Pour le ministre des Finances Louis Paul Motaze, ce retard s’explique par une mauvaise interprétation du quota légal. Il soutient que la DGD ne peut primer ni sur les engagements internationaux de l’État ni sur l’ordre logique des transferts. Selon lui, « les collectivités attendaient déjà les 15 % alors que les compétences n’étaient pas encore transférées ».


Georges Elanga Obam reconnaît néanmoins que le chantier reste immense. Il évoque la nécessité d’un relèvement substantiel des dotations, d’une meilleure performance de la fiscalité locale et d’une refonte du système de péréquation.

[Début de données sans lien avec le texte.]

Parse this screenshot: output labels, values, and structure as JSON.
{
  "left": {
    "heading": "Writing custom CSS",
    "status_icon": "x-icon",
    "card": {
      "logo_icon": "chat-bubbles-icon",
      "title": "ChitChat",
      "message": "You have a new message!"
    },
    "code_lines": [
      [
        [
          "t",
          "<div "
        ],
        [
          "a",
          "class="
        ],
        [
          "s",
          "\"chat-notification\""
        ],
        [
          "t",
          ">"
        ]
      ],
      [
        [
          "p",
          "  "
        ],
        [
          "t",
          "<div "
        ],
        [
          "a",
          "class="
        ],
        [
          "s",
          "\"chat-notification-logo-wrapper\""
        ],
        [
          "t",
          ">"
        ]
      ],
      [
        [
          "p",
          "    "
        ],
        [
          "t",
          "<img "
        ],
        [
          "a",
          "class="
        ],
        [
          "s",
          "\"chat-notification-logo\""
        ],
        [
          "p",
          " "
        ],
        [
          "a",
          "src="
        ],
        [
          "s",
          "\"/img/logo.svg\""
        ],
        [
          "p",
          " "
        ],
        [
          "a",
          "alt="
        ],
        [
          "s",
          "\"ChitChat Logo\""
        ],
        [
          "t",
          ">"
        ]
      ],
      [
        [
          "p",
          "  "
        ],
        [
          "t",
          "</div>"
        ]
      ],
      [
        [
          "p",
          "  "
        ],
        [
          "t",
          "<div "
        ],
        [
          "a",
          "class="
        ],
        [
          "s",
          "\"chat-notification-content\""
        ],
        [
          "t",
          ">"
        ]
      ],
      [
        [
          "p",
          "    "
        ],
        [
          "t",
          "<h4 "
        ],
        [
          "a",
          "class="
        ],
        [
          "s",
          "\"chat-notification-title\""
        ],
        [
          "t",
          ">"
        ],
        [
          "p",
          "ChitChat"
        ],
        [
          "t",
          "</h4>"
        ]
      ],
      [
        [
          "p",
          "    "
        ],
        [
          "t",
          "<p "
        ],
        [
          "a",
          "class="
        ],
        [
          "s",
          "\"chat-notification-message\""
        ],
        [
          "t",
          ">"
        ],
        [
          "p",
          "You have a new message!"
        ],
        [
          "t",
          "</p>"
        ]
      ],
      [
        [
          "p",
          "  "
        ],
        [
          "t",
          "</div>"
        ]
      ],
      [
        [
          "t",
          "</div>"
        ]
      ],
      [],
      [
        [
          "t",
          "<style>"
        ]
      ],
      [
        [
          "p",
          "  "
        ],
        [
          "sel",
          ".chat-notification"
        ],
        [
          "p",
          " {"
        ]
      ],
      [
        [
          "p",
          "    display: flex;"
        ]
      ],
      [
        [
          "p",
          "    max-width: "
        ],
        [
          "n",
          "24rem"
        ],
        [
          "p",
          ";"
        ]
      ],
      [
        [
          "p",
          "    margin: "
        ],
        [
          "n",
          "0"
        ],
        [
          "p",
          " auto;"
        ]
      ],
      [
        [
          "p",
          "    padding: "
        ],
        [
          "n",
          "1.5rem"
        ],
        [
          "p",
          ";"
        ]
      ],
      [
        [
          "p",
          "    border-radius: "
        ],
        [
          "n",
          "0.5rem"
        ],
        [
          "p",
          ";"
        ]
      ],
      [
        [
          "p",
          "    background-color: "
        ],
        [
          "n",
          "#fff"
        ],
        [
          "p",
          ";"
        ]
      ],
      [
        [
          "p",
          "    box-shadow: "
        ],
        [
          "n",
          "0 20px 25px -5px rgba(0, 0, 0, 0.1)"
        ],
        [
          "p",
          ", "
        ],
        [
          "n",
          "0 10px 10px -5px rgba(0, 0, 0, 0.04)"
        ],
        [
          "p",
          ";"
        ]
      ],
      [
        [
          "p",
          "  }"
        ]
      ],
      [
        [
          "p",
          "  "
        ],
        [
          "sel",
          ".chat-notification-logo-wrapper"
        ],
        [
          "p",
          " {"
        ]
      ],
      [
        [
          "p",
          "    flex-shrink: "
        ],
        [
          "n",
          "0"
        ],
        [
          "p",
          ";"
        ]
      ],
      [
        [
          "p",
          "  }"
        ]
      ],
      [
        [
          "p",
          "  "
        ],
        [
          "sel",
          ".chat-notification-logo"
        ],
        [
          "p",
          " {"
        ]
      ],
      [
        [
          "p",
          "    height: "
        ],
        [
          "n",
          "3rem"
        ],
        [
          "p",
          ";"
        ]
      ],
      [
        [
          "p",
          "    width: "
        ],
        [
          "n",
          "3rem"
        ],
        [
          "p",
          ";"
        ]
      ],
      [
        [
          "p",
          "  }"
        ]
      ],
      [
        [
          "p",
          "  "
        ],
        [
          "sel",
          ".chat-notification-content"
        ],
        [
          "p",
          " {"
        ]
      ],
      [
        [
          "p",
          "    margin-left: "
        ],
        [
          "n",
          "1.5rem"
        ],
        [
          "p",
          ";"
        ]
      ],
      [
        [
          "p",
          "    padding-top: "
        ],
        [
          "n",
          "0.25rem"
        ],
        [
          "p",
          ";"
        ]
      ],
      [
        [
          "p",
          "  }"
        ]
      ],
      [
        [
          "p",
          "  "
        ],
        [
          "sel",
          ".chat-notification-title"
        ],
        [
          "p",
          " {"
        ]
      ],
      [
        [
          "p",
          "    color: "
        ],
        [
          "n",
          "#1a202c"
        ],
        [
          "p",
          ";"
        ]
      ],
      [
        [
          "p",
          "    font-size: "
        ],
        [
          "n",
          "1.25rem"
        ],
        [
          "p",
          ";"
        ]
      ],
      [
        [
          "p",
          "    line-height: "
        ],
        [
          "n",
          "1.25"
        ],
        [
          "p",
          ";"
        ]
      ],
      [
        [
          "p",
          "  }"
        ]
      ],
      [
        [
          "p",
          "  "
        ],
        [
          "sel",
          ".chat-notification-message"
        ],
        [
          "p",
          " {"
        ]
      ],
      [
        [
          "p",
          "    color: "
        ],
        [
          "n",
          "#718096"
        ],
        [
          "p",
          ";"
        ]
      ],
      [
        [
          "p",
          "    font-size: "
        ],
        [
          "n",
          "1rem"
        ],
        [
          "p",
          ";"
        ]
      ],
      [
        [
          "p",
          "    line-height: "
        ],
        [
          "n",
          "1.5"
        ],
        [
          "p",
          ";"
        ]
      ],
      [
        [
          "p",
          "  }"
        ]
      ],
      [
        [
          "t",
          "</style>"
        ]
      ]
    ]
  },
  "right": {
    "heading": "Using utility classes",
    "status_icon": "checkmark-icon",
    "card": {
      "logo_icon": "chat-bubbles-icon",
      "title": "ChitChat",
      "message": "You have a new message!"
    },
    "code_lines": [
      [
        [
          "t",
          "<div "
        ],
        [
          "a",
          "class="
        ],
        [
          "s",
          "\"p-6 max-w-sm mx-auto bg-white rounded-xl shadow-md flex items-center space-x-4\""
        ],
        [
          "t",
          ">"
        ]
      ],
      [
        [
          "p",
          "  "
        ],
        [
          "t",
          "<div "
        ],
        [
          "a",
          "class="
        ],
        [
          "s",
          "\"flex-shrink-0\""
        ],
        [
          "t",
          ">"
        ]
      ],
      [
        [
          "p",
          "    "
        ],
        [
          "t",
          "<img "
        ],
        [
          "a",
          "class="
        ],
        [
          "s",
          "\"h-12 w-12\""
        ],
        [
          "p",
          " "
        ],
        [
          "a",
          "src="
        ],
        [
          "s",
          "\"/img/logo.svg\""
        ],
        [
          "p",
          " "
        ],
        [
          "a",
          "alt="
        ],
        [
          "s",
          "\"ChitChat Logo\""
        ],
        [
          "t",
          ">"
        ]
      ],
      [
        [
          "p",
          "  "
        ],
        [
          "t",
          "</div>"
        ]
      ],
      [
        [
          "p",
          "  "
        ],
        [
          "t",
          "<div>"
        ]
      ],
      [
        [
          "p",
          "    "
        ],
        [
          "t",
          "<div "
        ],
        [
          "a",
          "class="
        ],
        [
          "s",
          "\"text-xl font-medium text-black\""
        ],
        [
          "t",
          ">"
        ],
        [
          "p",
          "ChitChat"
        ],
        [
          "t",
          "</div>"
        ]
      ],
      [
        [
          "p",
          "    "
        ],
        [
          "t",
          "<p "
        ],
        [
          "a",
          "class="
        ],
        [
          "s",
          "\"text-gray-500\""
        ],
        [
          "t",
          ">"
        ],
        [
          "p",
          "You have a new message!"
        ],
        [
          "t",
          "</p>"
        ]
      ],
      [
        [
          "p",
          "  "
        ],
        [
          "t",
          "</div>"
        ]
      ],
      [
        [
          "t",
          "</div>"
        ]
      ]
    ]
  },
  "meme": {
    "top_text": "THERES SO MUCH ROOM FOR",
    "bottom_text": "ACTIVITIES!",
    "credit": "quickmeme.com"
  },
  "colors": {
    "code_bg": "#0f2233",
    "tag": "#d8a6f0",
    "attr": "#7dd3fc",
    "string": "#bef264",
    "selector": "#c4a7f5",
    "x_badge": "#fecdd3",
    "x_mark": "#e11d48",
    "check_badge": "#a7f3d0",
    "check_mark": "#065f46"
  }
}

Pour l’heure, la décentralisation camerounaise progresse en volume mais demeure loin de son ambition juridique. Les collectivités devront encore patienter avant de disposer des marges financières prévues par la loi.




Decentralization: Rising Transfers, Persistent Gap with the 15 Percent Legal Threshold


Despite steady increases in transfers to decentralized local authorities, Cameroon remains far from meeting the legal requirement that 15 percent of state revenues be allocated to the General Decentralization Grant. Figures presented before Parliament highlight sustained progress: over 2.3 trillion FCFA transferred between 2019 and 2024, a significant rise in the General Decentralization Grant since 2021, and growing local tax revenues managed through FEICOM.


However, the 2025 state budget once again reveals the structural gap. With projected revenues of 4,000 billion FCFA, the state should allocate 600 billion to meet the legal threshold. Instead, only 303 billion FCFA are budgeted. Government officials argue that the transfer of resources must follow the effective transfer of competencies, while experts maintain that the legal requirement remains unmet. Decentralization is advancing, but still far from its statutory ambitions.